What’s meant by transaction liability insurance?
Warranties & Indemnities, which cover potential breach of the seller’s warranties under the sales and purchase agreements. When there’s commercial real estate ready to be sold, you have a seller that would like to maximize his price while minimizing his guarantees for the state of the building. The buyer seeks to minimize the price while getting the maximum guarantees from the seller. W&I insurance is a way to help make the transaction happen and it can ease the communication leading to the final agreement between the seller and the buyer.
It’s gradually become a standard in Central Europe after coming to Europe from the US via the UK. When did it arrive in Prague?
The first time it was used here in Prague for a major transaction was about 10 years ago for a big shopping mall on namesti Republiky. The deal was insured by W&I insurance because one of the international real estate property funds was leaving the CE region and didn’t want to have liabilities for the next two years. It wanted to have a clean exit. That’s really the main goal of this insurance for private equity funds and real estate funds that use it: the clean exit.
How do you explain the difference between W&I and title insurance?
The difference between W&I insurance and title policy is that title policy covers any formal mistakes: for example, a third person claiming that he has better ownership right to the property. Whereas W&I insurance covers a breach of the seller’s warranties. It has to be clear that as the seller in a sales and purchase agreement I’m the rightful owner of the property and I have all legal capacity to transfer ownership.
How could an owner lack the capacity to sell?
It could be discovered that there are some formal problems or that he needed approval of his spouse, for example, of from his business partner. All of this is covered by insurance and it’s now used quite widely between Czech sellers and Czech buyers, even with smaller deals. Recently, for example, we acted for two people who were selling land for further commercial development. The aim was to build a logistics or production site. But the sellers weren’t willing to give a personal guarantee as demanded by the buyer. So, they decided to take out W&I insurance and title insurance, even though it was a relatively small deal.
How has this type of business changed over the years, if at all?
It’s become possible to cover other specific risks, for example the potential invalidation of a construction permit. This came about simply because of a request from the financing bank for construction of a commercial building. The bank was concerned, even though the developer had a valid construction permit, because some parties opposed its validity. They claimed they hadn’t been made a party to the permitting process. So, we helped clients find insurance against this specific risk. Because remember, there are only four title insurers that are able to cover this type of risk in Central Europe.

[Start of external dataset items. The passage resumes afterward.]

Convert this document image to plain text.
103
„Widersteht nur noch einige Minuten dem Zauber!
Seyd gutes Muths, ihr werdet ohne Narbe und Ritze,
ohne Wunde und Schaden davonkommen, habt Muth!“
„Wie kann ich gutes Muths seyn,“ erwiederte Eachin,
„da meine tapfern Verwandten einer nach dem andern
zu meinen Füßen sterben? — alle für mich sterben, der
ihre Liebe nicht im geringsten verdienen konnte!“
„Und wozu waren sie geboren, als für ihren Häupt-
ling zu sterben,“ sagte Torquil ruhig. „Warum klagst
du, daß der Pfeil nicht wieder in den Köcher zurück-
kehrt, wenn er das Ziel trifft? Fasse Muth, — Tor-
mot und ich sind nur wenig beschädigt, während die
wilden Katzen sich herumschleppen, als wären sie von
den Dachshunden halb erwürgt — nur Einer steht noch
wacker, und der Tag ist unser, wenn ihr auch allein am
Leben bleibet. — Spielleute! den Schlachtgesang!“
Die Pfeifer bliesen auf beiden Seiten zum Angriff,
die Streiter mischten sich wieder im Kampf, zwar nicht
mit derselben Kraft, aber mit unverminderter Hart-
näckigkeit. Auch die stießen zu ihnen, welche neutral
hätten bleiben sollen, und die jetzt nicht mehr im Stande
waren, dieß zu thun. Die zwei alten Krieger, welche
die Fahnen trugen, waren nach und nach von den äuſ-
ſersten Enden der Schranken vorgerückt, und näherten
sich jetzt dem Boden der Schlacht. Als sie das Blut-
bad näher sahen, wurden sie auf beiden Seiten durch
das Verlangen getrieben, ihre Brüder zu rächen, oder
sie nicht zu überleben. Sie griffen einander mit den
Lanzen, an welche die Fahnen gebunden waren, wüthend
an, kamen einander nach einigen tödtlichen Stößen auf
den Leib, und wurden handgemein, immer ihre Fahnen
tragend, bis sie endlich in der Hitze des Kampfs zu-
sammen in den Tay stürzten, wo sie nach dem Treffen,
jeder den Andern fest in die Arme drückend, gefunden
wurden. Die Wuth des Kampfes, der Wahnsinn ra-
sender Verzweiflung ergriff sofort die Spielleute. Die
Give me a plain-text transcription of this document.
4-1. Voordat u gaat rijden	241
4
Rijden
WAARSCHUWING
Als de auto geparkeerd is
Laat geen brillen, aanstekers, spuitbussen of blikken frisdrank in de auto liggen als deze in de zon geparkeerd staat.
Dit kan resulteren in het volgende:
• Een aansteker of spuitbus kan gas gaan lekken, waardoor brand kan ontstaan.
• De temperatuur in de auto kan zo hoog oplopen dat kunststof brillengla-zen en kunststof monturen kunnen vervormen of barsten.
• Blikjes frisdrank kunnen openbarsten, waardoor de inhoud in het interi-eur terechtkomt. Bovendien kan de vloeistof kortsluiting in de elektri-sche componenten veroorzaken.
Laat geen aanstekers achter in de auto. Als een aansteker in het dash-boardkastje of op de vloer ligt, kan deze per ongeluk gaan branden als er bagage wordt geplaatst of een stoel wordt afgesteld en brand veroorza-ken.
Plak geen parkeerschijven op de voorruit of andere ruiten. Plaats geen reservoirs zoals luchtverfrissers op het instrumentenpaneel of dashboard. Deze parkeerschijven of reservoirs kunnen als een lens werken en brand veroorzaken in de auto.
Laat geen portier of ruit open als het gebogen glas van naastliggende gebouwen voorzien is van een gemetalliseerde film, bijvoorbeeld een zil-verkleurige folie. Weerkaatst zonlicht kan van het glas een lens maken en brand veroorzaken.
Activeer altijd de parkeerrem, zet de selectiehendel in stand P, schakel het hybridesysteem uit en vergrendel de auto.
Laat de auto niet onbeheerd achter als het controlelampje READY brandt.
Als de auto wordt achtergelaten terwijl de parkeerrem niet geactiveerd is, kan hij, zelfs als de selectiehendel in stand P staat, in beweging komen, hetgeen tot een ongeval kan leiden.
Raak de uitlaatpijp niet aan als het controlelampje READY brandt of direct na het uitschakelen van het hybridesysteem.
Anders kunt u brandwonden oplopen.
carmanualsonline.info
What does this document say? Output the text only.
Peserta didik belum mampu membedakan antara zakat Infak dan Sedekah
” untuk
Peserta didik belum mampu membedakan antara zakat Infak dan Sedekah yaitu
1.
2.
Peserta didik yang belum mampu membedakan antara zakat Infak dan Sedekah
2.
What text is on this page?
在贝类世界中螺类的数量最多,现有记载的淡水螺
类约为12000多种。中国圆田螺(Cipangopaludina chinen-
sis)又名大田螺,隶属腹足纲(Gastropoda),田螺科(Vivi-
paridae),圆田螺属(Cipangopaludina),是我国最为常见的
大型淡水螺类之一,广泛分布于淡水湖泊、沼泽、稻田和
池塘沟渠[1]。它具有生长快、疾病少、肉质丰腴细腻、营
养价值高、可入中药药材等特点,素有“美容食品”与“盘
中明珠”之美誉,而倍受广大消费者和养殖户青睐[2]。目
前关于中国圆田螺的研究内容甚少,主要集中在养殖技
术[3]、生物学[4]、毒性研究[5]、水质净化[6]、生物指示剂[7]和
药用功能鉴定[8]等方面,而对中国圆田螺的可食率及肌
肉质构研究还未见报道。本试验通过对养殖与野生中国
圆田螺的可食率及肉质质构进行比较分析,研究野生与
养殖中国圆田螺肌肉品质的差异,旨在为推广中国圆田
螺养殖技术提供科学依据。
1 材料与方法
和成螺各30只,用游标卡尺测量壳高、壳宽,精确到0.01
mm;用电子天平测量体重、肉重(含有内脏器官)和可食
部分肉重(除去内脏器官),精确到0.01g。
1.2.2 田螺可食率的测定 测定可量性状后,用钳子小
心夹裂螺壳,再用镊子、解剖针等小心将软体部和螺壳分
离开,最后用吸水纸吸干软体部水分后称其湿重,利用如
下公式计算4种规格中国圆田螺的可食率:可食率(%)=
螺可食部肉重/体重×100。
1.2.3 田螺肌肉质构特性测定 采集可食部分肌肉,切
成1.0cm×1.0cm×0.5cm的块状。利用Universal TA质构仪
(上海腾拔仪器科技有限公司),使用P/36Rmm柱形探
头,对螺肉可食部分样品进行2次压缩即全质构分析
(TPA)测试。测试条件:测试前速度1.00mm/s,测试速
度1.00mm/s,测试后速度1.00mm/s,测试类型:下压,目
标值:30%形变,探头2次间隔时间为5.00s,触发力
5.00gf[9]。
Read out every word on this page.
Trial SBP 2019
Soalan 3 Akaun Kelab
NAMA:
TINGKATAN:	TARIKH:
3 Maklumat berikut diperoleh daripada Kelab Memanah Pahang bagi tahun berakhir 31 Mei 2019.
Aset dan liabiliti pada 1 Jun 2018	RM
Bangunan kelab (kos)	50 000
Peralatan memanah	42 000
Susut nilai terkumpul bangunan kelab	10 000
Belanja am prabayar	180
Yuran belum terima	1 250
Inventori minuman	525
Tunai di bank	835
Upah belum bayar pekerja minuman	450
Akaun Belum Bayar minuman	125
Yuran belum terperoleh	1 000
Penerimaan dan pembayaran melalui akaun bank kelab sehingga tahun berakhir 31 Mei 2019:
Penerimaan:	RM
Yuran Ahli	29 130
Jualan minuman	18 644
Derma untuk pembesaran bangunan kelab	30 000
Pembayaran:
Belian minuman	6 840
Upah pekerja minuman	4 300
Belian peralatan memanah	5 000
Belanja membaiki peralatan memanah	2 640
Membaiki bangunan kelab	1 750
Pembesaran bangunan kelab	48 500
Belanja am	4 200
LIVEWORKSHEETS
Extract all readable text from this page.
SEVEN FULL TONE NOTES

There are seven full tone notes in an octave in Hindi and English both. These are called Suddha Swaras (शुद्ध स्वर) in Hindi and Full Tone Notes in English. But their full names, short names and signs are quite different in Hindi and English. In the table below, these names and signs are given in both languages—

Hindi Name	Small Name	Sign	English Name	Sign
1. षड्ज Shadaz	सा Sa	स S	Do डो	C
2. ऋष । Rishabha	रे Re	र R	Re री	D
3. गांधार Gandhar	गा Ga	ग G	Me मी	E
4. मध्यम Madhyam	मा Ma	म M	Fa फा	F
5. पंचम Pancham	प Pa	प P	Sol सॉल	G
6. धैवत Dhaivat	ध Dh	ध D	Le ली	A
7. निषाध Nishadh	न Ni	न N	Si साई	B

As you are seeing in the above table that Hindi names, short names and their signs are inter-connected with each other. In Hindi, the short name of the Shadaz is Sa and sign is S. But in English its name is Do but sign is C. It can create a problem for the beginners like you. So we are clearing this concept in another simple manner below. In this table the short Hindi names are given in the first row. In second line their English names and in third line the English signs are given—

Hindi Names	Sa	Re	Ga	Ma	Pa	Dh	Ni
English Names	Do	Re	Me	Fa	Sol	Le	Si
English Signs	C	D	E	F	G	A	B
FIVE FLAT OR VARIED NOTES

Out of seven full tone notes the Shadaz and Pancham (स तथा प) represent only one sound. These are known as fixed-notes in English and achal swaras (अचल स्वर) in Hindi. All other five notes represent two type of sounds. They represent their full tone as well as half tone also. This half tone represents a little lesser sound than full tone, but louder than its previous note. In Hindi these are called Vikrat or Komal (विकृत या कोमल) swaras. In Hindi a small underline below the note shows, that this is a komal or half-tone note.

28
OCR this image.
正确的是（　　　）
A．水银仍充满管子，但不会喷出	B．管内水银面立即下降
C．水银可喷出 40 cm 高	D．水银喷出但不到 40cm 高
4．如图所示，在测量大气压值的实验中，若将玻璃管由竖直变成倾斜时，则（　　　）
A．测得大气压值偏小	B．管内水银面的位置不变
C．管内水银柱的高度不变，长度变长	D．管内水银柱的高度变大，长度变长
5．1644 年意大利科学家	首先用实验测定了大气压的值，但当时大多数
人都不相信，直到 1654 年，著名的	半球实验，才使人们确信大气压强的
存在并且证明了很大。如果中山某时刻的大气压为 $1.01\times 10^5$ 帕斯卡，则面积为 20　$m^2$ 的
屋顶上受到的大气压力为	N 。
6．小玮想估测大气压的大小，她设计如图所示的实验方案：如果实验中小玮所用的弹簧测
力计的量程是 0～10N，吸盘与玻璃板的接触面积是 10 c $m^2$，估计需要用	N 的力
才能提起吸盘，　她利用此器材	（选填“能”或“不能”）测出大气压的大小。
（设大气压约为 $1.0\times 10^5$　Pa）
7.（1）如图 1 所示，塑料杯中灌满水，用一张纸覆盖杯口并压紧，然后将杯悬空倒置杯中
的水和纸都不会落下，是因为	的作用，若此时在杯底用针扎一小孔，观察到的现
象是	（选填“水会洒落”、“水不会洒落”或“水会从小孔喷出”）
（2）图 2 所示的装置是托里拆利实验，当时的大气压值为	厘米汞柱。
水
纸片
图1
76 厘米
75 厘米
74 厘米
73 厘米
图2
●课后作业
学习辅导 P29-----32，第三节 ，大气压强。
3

What other types of risks can be covered?
We had one case of an office building with one main tenant that provided most of the income, meaning the valuation was done on the basis of this rent agreement. As it turned out, that tenant had already told the owner in an email they wanted to leave the building and end the lease agreement. But the seller never communicated this important information to the buyer. After the deal was done, the buyer took over all the email communications and discovered that the main tenant was ready to leave. There was W&I policy in place for this transaction, which covers fraud or willful misconduct on the part of the seller, such as concealing important information. As it happened, the new owner managed to find another tenant, so the loss was minimal, so nothing was paid out.
Why do is it good to speak with an insurance broker, rather than using a specific insurance provider I’ve already worked with?
If you rely only on one provider, they may not feel comfortable with a particular type of risk. For example, perhaps you’re buying land from a municipality and the municipality forgets to publicize the offer on its official notice board. That’s a formal mistake that could be challenged in court. If your insurer doesn’t like covering this type of risk, or suspects there might be a problem, he might quote a very high price. If you rely on just one provider, he can do whatever he wants. But if you have three or four providers, they’ll have to compete with each other. That’s why there are international funds who are obliged to have tenders for this sort of insurance. They have to be able to document that they had two or three offers and that they negotiated the terms.